Similarly there was a greater density of coral trout in NTMRs compared to fished reefs (Figure 3), and the size difference combined with a higher coral trout density translated into an 82% higher biomass of coral trout inside NTMRs (Figure 4). Benefits to secondary target fishes (those not directly targeted by fishers but retained if caught) were inconclusive, with secondary target fishes 1% larger and biomass was 30% higher on NTMR reefs compared with fished reefs.

Green zones vs blue zones

Among other groups of fishes not targeted by the fisheries, detritivores, omnivorous damselfishes and benthic foragers were all between 13% and 35% more abundant in offshore NTMRs compared with fished reefs. Overall species richness of reef fishes was 8% greater inside NTMRs than on fished reefs. There was little evidence that NTMR status exerted any influence on overall community of fishes or benthic organisms, with NTMR zoning status accounting for <1% of the total variation in reef fish and benthic community structure (Figure 4). There were no differences in either inshore or offshore cover of hard coral, soft coral or algae (Figure 5) between NTMR and fished reefs.

Figure 5

Overall, NTMRs have had positive effects on fishery-targeted coral trout populations of the GBR. While our data show these benefits generally accrue over decadal time scales, differences in the density and biomass of coral trout on some NTMR and non-NTMR reefs appeared rapidly.
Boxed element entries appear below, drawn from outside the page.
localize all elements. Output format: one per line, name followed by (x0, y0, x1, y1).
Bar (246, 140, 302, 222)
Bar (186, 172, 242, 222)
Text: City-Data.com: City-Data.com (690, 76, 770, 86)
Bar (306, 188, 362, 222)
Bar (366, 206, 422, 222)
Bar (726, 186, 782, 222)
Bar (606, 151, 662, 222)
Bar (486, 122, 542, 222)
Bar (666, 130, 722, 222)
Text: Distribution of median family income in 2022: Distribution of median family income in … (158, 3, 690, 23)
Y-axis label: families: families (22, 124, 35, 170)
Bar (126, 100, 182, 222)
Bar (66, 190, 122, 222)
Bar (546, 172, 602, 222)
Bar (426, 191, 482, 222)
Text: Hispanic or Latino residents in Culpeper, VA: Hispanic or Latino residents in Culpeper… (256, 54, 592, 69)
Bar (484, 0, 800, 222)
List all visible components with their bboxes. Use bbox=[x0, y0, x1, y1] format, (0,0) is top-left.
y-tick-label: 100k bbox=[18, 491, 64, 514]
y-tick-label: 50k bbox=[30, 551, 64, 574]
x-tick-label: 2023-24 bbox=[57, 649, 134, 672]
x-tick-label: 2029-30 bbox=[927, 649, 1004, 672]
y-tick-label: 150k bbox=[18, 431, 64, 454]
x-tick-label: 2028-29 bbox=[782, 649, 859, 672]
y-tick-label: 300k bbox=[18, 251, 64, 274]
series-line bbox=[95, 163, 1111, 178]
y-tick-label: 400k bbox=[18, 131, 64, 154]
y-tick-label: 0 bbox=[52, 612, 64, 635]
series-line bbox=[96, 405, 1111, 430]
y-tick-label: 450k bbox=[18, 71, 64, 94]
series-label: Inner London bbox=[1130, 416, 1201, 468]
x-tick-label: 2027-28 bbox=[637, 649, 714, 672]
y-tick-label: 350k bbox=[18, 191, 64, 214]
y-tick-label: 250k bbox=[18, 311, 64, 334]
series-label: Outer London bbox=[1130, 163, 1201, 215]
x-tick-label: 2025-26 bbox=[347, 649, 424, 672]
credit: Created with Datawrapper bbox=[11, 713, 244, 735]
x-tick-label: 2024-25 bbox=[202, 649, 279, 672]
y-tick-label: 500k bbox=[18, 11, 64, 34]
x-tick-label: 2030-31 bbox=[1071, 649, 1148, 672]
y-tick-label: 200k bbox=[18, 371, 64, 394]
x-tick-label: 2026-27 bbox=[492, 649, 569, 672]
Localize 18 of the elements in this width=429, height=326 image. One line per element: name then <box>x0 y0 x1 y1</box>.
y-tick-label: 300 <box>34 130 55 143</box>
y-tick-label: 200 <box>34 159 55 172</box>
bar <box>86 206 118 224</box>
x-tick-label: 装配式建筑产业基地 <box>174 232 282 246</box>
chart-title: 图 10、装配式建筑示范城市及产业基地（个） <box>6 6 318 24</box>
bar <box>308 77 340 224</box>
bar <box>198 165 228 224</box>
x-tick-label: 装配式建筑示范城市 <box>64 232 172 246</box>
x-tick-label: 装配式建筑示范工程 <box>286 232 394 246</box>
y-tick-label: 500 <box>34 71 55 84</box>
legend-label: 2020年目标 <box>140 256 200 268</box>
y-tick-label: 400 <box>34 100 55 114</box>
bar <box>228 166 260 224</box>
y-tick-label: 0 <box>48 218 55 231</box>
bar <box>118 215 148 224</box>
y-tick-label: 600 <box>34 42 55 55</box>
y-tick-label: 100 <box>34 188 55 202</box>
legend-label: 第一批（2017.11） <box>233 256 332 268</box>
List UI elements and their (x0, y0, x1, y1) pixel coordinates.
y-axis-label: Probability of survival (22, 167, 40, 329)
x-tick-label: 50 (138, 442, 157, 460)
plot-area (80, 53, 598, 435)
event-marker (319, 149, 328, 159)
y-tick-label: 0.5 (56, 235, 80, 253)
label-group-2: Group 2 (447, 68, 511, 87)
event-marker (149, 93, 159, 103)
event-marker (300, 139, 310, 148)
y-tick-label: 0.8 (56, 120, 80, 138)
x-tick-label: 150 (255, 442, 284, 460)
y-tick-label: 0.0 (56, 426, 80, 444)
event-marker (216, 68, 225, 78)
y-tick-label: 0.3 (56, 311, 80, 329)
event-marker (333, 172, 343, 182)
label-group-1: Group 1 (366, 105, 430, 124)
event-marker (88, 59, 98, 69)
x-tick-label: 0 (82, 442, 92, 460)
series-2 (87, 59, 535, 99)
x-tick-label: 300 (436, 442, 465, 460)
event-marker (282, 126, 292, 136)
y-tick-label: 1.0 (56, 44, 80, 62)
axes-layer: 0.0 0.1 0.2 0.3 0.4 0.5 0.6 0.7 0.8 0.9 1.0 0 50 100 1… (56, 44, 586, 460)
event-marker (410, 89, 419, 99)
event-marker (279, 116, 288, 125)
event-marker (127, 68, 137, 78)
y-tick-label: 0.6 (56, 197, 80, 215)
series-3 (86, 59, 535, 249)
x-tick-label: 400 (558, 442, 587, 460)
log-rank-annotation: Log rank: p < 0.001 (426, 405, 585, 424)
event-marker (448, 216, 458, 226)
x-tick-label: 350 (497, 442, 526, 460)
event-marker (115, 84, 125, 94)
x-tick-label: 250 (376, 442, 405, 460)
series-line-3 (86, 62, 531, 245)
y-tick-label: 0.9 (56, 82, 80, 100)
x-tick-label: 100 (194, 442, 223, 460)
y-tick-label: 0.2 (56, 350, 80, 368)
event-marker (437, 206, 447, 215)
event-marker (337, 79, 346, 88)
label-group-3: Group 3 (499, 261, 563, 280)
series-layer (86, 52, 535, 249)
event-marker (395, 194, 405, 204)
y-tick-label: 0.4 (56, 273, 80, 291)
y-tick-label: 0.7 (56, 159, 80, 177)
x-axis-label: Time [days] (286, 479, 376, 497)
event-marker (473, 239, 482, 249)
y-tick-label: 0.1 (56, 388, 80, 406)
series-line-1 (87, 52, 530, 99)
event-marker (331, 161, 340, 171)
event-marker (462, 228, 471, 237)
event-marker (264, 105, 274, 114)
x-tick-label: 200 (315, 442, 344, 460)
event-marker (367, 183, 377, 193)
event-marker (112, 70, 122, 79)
A sharp reduction in fishing effort and mortality may have allowed coral trout to accumulate rapidly inside reserve areas. Some individuals may have migrated to shallower reef areas from deeper refuge areas that were not heavily targeted by fishers (Russ et al. 2008). In addition, long-term protection from fishing facilitated a gradual increase in the mean size of coral trout and the build-up of spawning stock biomass which could provide spill-over and recruitment subsidies to adjacent fished reefs (Francini-Filho & Moura 2008, Almany et al 2009, Harrison et al. 2012). Importantly, the designation of additional NTMR areas in 2004 did not lead to a decline in coral trout biomass on reefs that remained open to fishing because of displacement and concentration of fishing effort, the so-called ‘squeeze effect’ (Halpern et al. 2004, Buxton et al. 2014).While differences in the density and biomass of target species are readily apparent, fishers on the GBR target only a few species. NTMRs on the GBR provide little benefit for non-target species, for biodiversity, or the structure of fish and benthic assemblages because they are not affected by current levels of fishing. In contrast to recent work in the Caribbean (Mumby & Harborne 2010), the lack of difference in the diversity or assemblage structure of reef fish and benthic communities between NTMRs and fished reefs suggests that coral reef assemblages of the GBR appear to be largely structured by bottom up processes rather than top-down effects of fishing. Top-down control of GBR fish assemblages through fishing appears unlikely as there is relatively light fishing pressure that only targets a small number of generalist predatory fishes that consume diverse and abundant prey.